72 Ala. 185 | Ala. | 1882

BRICKELL, C. J.

The claim of the relator is founded on the second section of an act approved February 11th, 1813, entitled “An act to regulate the expenditures of Mobile county, and for other purposes” (Pamph. Acts 1842-3, p. 77), which reads as follows: “ That the moneys arising from fines and forfeitures shall be subject to a charge of five per cent., on the amount that shall be collected, in favor of the solicitor of the circuit to which the county of Mobile may be attached, in consideration of the number of cases in which the costs remain uncollected, and in consideration of his services in collecting and paying the same to the county treasurer.” The collection of fines and forfeitures was not an official duty of the solicitor, and authority to collect them was given only to the officers of court in which judgment for them was rendered, whose duty it *187was to pay them to the county treasurer. — Olay’s Dig. 249, § 10. The act under consideration confers on the solicitor authority to collect fines and forfeitures, — -an authority not exclusive, but cumulative to that of the sheriff or clerk, — and compensates him for the services rendered in collecting and paying to the county treasurer. The reason assigned in the act, for conferring the authority and allowing the compensation to the solicitor of the circuit to which the county of Mobile is attached (a special authority, and special compensation, confined to that county), is, “ the number of cases in which costs remain uncollected.” But the statute limits the compensation, nevertheless, to services rendered in collecting and paying over the fines and forfeitures to the county treasurer. If the service is not rendered, the compensation is not allowed, though fines and forfeitures arise from services rendered by the solicitor in his representation of the State in the courts. For such representation, the statutes provide other compensation, and the mode of its payment.

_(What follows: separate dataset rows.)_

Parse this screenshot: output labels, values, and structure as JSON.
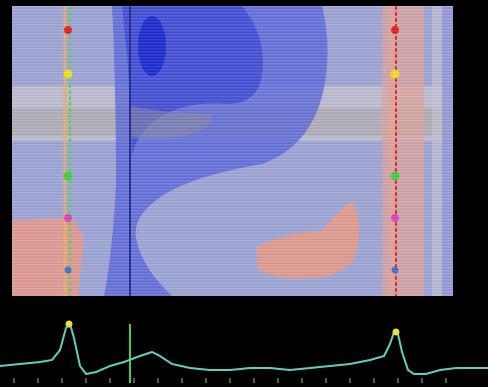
{
  "map": {
    "colors": {
      "background": "#9ea6d6",
      "deep_blue": "#1d2bd1",
      "mid_blue": "#4a56d8",
      "light_blue": "#7f88dc",
      "pale_band": "#c9c6cf",
      "gray_band": "#9a9a9a",
      "salmon": "#e59a8e",
      "cursor_line": "#1b2a8a"
    },
    "markers_left_colors": [
      "#e02020",
      "#f0e020",
      "#40d040",
      "#e040c0",
      "#4070d0"
    ],
    "markers_right_colors": [
      "#e02020",
      "#f0e020",
      "#40d040",
      "#e040c0",
      "#4070d0"
    ]
  },
  "trace": {
    "line_color": "#5fcfc0",
    "cursor_color": "#40d040",
    "peak_marker_color": "#f0e040"
  }
}
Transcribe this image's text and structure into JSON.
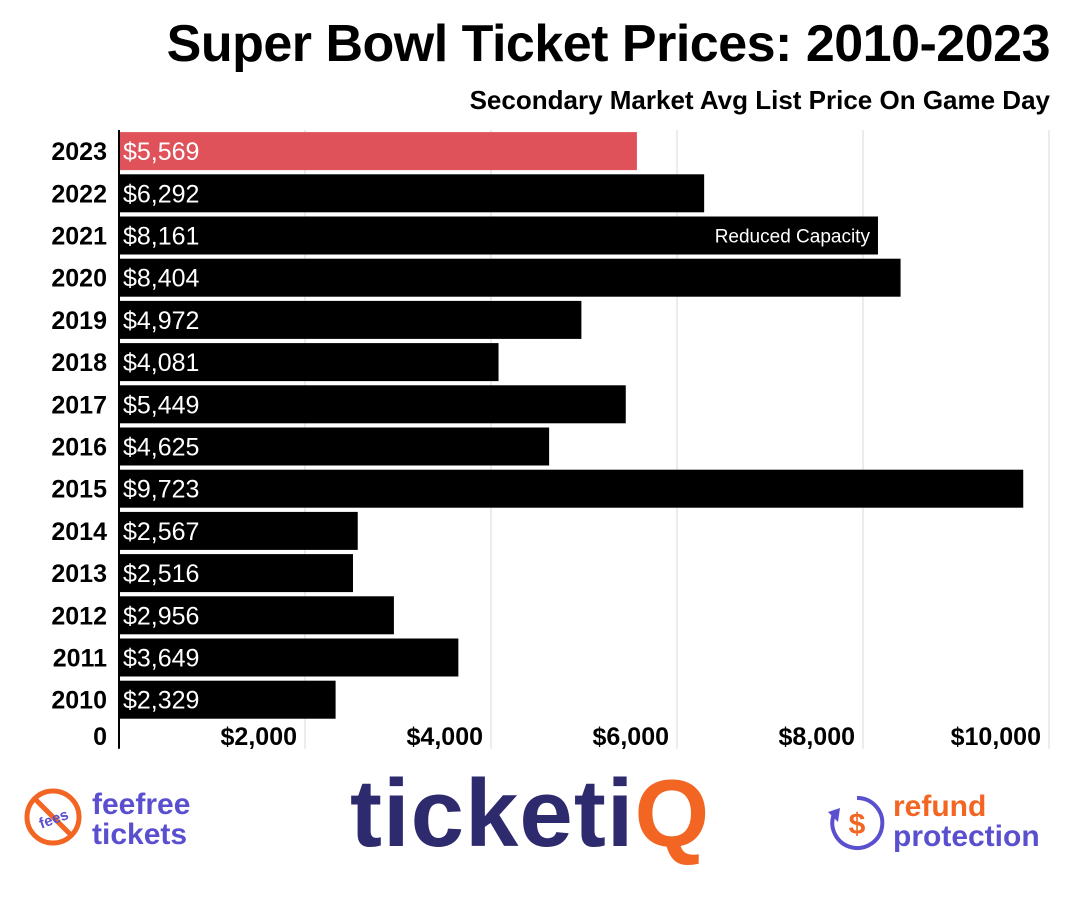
{
  "chart_data": {
    "type": "bar",
    "orientation": "horizontal",
    "title": "Super Bowl Ticket Prices: 2010-2023",
    "subtitle": "Secondary Market Avg List Price On Game Day",
    "categories": [
      "2023",
      "2022",
      "2021",
      "2020",
      "2019",
      "2018",
      "2017",
      "2016",
      "2015",
      "2014",
      "2013",
      "2012",
      "2011",
      "2010"
    ],
    "values": [
      5569,
      6292,
      8161,
      8404,
      4972,
      4081,
      5449,
      4625,
      9723,
      2567,
      2516,
      2956,
      3649,
      2329
    ],
    "value_labels": [
      "$5,569",
      "$6,292",
      "$8,161",
      "$8,404",
      "$4,972",
      "$4,081",
      "$5,449",
      "$4,625",
      "$9,723",
      "$2,567",
      "$2,516",
      "$2,956",
      "$3,649",
      "$2,329"
    ],
    "xlim": [
      0,
      10000
    ],
    "x_ticks": [
      0,
      2000,
      4000,
      6000,
      8000,
      10000
    ],
    "x_tick_labels": [
      "0",
      "$2,000",
      "$4,000",
      "$6,000",
      "$8,000",
      "$10,000"
    ],
    "grid": true,
    "bar_color": "#000000",
    "highlight_color": "#e0525a",
    "highlight_category": "2023",
    "annotations": [
      {
        "category": "2021",
        "text": "Reduced Capacity"
      }
    ]
  },
  "footer": {
    "feefree_line1": "feefree",
    "feefree_line2": "tickets",
    "feefree_badge": "fees",
    "brand_main": "ticketi",
    "brand_accent": "Q",
    "refund_line1": "refund",
    "refund_line2": "protection",
    "refund_symbol": "$",
    "colors": {
      "purple": "#5a4fcf",
      "orange": "#f26522",
      "navy": "#2e2a6e"
    }
  }
}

“ The invariable test, by which the right of a party applying for a mcmdamus is determined, is to inquire, first, whether he has a clear, legal right; and if he has, then, secondly, whether there is any other adequate remedy to which he can resort.” Withers v. State, 36 Ala. 252. The relator does not aver that he collected and paid to the county treasurer any of the fines upon the amount of which he claims the compensation of five per-centum. It is not shown that he has rendered the services the statute compensates. Not showing that he has a legal claim upon the Fine and Forfeiture Fund, the county treasurer properly refused to register the claim presented.

As this conclusion is decisive of the case, we do not deem it necessary to enter on a consideration of the other questions which have been argued by counsel. Let the judgment be affirmed.